I think I find a way to solve this problem.
First, here are my code of Model and Training.
The code of Model
class SkipGram(nn.Module):
def __init__(self, vocab_size, embedding_dim, context_size):
super(SkipGram, self).__init__()
self.vocab_size = vocab_size
self.context_size = context_size
self.embeddings = nn.Embedding(vocab_size, embedding_dim)
self.linear1 = nn.Linear(embedding_dim, 128)
self.linear2 = nn.Linear(128, vocab_size*context_size)
def forward(self, x):
# the size of x, (batch_size, context_size=2, word_index)
# the size of embedding(x), (batch_size, context_size=2, embedding_dim)
# the size of embeds, (batch_size, context_size*embedding_dim)
batch_size = x.size(0)
embeds = self.embeddings(x).squeeze(1)
output = F.relu(self.linear1(embeds)) # batch_size*128
output = F.log_softmax(self.linear2(output),dim=1).view(batch_size, self.vocab_size, self.context_size) # batch * vocab_size*context_size
output = output.permute(0,2,1)# batch * context_size * vocab_size
return output
The code of Training
I calculate the loss separately to solve the problems. We know the output size is (batch_size, context_size, vocab_size),and the target size is (batch_size, context_size).
So, we use calculate the loss, loss_function(log_probs[:,0,:], targetData[:,0]), and the size of log_probs[:,0,:] is (batch_size, vocab_size), and the size of targetData[:,0] is (batch_size, ), then, we can use the loss_function to solve this multi-classification problem.
NUM_EPOCH = 100
losses = []
loss_function = nn.NLLLoss()
model = SkipGram(lang_process.n_words, embedding_dim=30, context_size=2)
optimizer = optim.Adam(model.parameters(), lr=0.05)
exp_lr_scheduler = optim.lr_scheduler.StepLR(optimizer, step_size=10, gamma=0.5)
#Training Start
for epoch in range(NUM_EPOCH):
total_loss = 0
exp_lr_scheduler.step()
for num, (trainData, targetData) in enumerate(train_loader):
# forward
log_probs = model(trainData)
# We calculate two values separately.(the loss of the first word of output + the loss of the second word of output)
loss = loss_function(log_probs[:,0,:], targetData[:,0])

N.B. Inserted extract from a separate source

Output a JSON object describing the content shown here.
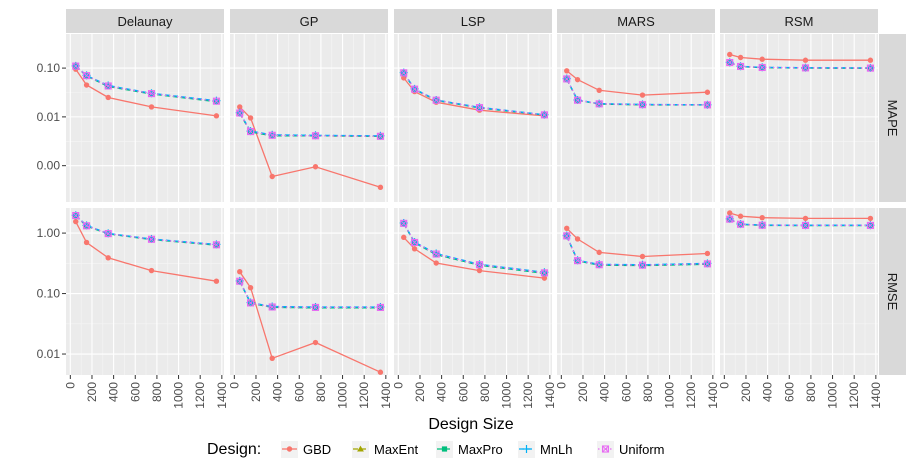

loss = loss + loss_function(log_probs[:,1,:], targetData[:,1])
# b-p
optimizer.zero_grad()
loss.backward()
optimizer.step()
# Get the Python number from a 1-element Tensor by calling tensor.item()
total_loss += loss.item()
losses.append(total_loss)
if (epoch+1) % 5 == 0:
print('Epoch : {:0>3d}, Loss : {:<6.4f}, Lr : {:<6.7f}'.format(epoch, total_loss, optimizer.param_groups[0]['lr']))
And, I want to know is there any other way to solve the problem?